Perspicace, Sophie Gay discerne l’avenir en matière de littérature, et surtout de littérateurs. Elle reste fidèle à ses vieux amis, mais elle ne se dévoue pas moins aux intérêts des jeunes. Ces jeunes, c’est tout le groupe romantique qui se réunit chez le père d’Émile Deschamps et chez Nodier. Auprès de Talma, elle bataille pour leurs pièces ; elle conduit tout, dit Soumet. Elle s’indigne de voir le grand tragédien céder indolemment aux intrigues de « certains petits auteurs », ce qui désigne plus particulièrement Ancelot. Elle est furieuse qu’il soit « enragé » contre le Saül de Soumet, contre sa Clytemnestre et sa Cléopâtre, contre le Léonidas de Pichald ; un moment, elle veut retirer son propre Chevalier de Gramont pour suivre le sort de ses amis. Mais le Comité, dit-elle, ne le permet pas. Cependant Talma triomphe dans plusieurs de ces rôles qu’on eut tant de peine à lui faire accepter. Elle exulte à ces succès comme à celui du Sylla de Jouy. Quant à Guiraud, il préfère passer à l’Odéon avec ses Macchabées, que le public accueille bien ; elle lui procure pour la brochure de sa pièce « un bon et solide libraire », Ambroise Tardieu[1].

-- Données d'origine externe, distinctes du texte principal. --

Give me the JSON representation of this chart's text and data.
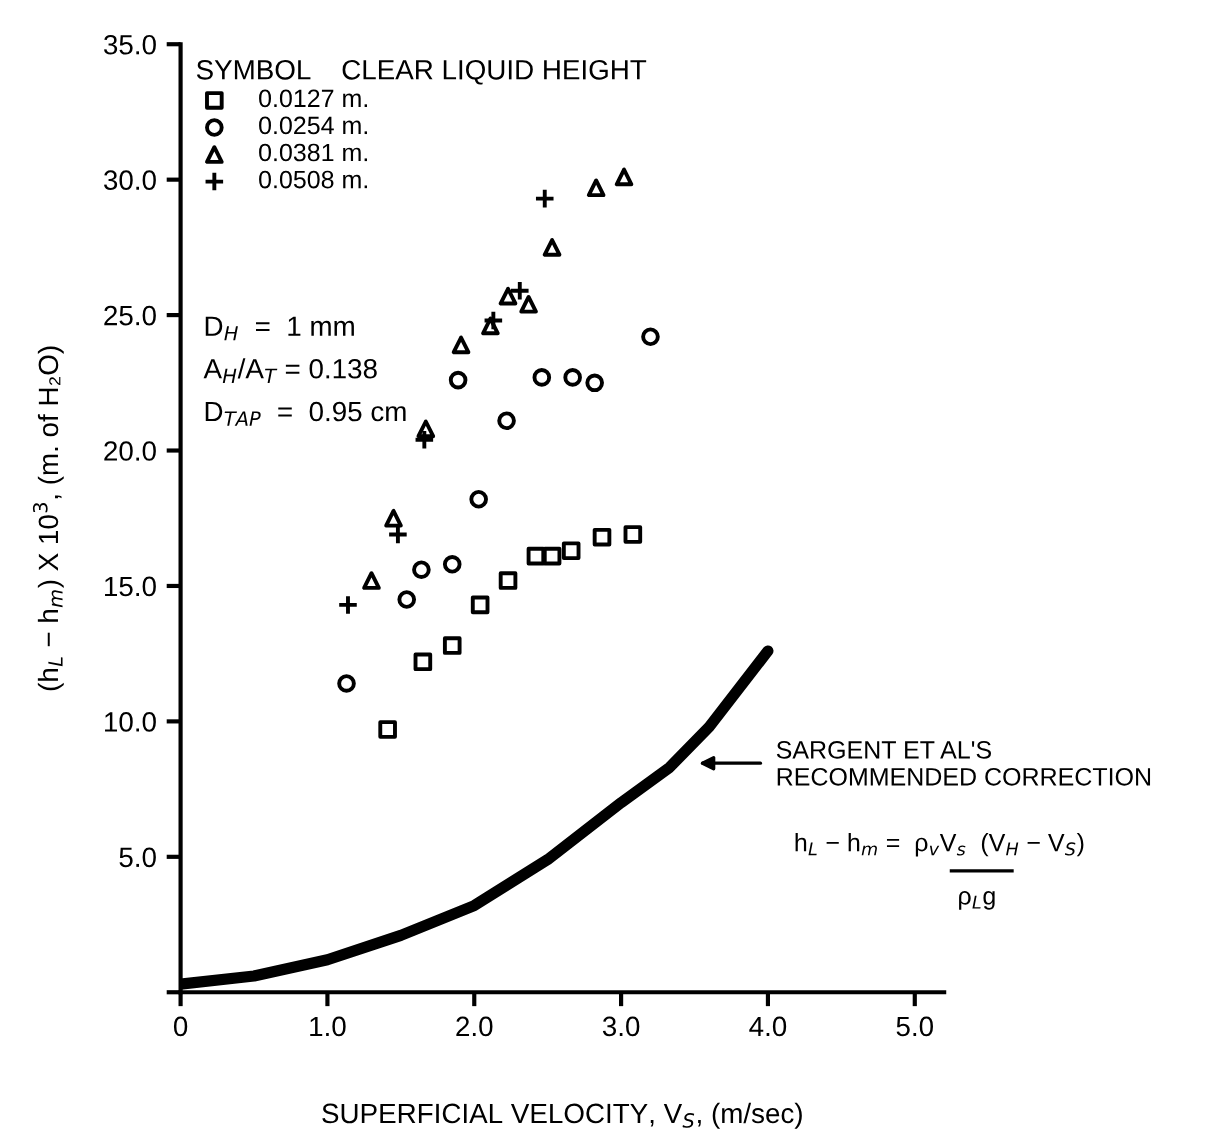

Lorsque le cénacle se précise et fonde la Muse française, elle se charge encore de trouver un éditeur, et cet éditeur est encore Ambroise Tardieu. Le 11 juillet 1823, Émile Deschamps écrit à Guiraud : « Mme Gay est à Paris et s’occupe beaucoup de notre

  1. Coulmann : Réminiscences, I, 322. — L. Séché : le Cénacle de la Muse française, p. 43-44 329.